Abstract

Ninety-one patients who were treated for lumbar disc herniation with chymopapain chemonucleolysis were evaluated preoperatively by means of the Health Attribution Test (HAT) and the Minnesota Multiphasic Personality Inventory (MMPI). There were 54 good, 10 fair, and 27 poor results after chemo-nucleolysis. Nineteen patients subsequently underwent lumbar laminectomy and discectomy and the ultimate outcome for the entire series including these laminectomy patients was 66 good, 10 fair, and 15 poor results. The fair/poor chemonucleolysis outcome patients scored significantly lower than did the good outcome patients on the HAT Powerful Others and significantly higher on the Chance scale.

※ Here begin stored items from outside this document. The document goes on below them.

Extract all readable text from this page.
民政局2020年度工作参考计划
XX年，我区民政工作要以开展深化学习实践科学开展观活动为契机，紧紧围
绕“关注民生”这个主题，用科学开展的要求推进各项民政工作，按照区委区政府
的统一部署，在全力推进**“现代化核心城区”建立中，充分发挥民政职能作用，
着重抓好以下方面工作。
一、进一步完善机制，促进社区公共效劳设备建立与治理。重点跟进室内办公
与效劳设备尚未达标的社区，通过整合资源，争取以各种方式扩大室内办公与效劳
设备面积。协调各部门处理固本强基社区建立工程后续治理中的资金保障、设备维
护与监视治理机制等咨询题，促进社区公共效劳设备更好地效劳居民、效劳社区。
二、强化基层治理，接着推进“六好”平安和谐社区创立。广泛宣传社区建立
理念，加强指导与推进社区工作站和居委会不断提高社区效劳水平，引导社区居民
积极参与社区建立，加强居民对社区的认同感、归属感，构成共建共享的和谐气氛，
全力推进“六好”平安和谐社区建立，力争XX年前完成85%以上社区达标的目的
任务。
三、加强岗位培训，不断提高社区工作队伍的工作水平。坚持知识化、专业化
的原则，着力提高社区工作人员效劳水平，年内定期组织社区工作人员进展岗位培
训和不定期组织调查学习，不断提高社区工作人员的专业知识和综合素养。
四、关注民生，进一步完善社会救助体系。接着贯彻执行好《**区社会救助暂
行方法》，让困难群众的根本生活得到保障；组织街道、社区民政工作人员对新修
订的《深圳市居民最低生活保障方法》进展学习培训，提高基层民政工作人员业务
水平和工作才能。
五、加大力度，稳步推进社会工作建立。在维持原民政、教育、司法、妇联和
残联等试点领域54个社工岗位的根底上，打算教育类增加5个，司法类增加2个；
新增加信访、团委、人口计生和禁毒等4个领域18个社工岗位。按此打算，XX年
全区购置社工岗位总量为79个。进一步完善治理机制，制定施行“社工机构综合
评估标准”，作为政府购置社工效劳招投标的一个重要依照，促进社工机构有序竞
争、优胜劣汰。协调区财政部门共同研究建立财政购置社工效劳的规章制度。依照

Patients with fair or poor outcomes after chemonucleolysis only scored significantly higher on the Hypochondriasis, Hysteria, Psychopathic Deviate, Paranoia, and Hypomania scales in preoperative MMPI testing. Good versus fair/poor ultimate outcome patients differed significantly on preoperative MMPI Hypochondriasis, Hysteria, Psychopathic Deviate, Paranoia, Psychasthenia, Schizophrenia, Hypomania, and Social Introversion scales. These groups also differed significantly on preoperative HAT Internal and Chance scales. Further analyses found the MMPI to be a slightly better predictor of chemonucleolysis outcome and much better predictor of ultimate outcome than the HAT.